Was hilfft die Wissenschafft / der mehr denn falsche Dunst:
Der Libe Zauberwerck ist tolle Phantasie:
Die Wollust ist fürwahr nichts als ein schneller Traum;
Die Schönheit ist wie Schnee‘ / diß Leben ist der Tod.

Diß alles stinckt mich an / drumb wündsch ich mir den Tod!
Weil nichts wie schön und starck / wie reich es sey / kan stehn
Offt / eh man leben wil / ist schon das Leben hin.
Wer Schätz‘ und Reichthumb sucht: was sucht er mehr als Dunst.
Wenn dem der Ehrenrauch entsteckt die Phantasie:
So traumt ihm / wenn er wacht / er wacht und sorgt im Traum.

Auff meine Seel / auff! auff! entwach aus disem Traum!
Verwirff was irrdisch ist / und trotze Noth und Tod!
Was wird dir / wenn du wirst für jenem Throne stehn /
Die Welt behülfflich seyn? wo dencken wir doch hin?
Was blendet den Verstand? sol diser leichte Dunst
Bezaubern mein Gemüt mit solcher Phantasie?

Bißher! und weiter nicht! verfluchte Phantasie!
Niehts werthes Gauckelwerck.
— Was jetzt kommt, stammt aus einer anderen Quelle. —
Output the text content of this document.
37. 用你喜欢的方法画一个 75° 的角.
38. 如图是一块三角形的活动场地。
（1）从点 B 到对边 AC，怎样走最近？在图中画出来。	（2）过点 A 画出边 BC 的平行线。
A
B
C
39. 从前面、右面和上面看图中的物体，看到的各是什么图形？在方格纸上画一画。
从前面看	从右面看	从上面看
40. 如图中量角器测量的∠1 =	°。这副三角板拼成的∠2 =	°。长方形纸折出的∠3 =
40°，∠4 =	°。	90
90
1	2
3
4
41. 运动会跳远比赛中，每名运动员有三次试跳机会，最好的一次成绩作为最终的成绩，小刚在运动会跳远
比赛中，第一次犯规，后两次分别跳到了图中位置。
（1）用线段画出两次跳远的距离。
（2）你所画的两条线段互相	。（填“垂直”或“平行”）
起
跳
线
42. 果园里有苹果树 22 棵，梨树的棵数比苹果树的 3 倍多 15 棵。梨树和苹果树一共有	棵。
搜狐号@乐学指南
Verblendung-voller Traum!
Du Schmertzen-reiche Lust! du folter-harter Tod!
Ade! ich wil nunmehr auff freyen Füssen stehn
Vnd treten was mich tratt! Ich eile schon dahin;
Wo nichts als Warheit ist. Kein bald verschwindend Dunst.

Treib ewig helles Licht der dicken Nebel Dunst
Die blinde Lust der Welt: die tolle Phantasie
Die flüchtige Begird‘ und diser Gütter Traum
Hinweg und lehre mich recht sterben vor dem Tod.
Laß mich die Eitelkeit der Erden recht verstehn
Entbinde mein Gemüth und nim die Ketten hin.

Nim was mich und die Welt verkuppelt! nim doch hin
Der Sünden schwere Last: Laß ferner keinen Dunst
Verhüllen mein Gemüth / und alle Phantasie
Der Eitel-leeren Welt sey für mir als ein Traum
Von dem ich nun erwacht! und laß nach disem Tod
Wenn hin! Dunst / Phantasie / Traum! Tod / mich ewig stehn.